Très peu. Les quelque quatre ou cinq grandes raffineries ouest-africaines n’ont pas de stock de sécurité, que ce soit de brut ou de carburant, elles fonctionnent en général à flux tendu. Quant aux États africains, aucun n’a jugé nécessaire de se constituer des stocks stratégiques, ainsi que l’ont fait des pays comme les États-Unis ou la France.

Qu’en est-il de la logistique à terre ?

En Afrique de l’Ouest, où nous concentrons nos principales activités, il n’y a pas eu de fermeture de frontières. Les pays côtiers laissent transiter les produits pétroliers à destination de l’hinterland.
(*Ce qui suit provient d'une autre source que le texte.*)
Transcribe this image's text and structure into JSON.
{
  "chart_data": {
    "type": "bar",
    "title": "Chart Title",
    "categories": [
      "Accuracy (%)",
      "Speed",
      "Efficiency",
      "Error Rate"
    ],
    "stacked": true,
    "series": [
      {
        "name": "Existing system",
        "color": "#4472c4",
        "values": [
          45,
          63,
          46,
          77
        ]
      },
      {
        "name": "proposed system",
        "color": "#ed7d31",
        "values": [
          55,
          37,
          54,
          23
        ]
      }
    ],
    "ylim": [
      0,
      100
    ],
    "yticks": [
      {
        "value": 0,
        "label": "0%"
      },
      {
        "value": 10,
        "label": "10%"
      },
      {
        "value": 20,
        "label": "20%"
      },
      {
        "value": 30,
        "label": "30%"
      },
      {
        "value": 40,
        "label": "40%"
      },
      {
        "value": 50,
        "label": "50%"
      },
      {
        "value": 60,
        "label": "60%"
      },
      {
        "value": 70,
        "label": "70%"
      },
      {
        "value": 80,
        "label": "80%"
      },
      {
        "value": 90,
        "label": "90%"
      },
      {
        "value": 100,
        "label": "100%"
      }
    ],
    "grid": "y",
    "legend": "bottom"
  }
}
Donc les produits arrivent sans encombre dans des pays tels que le Mali ou le Burkina, ou bien dans les villes de l’intérieur de grands pays côtiers.

Êtes-vous inquiet de la conjoncture pour les États et clients africains ?

La baisse de la consommation de carburant ne va pas aider les États du continent, qui récoltent une bonne partie de leurs recettes fiscales à travers celle-ci, puisque le diesel et l’essence sont lourdement taxés, particulièrement dans les pays non producteurs. Quant aux États producteurs de pétrole, ceux-ci sont déjà durement frappés par le manque à gagner tant sur les prix que sur les volumes exportés, qui ont tous deux baissé… C’est une situation préoccupante pour les gouvernements du continent.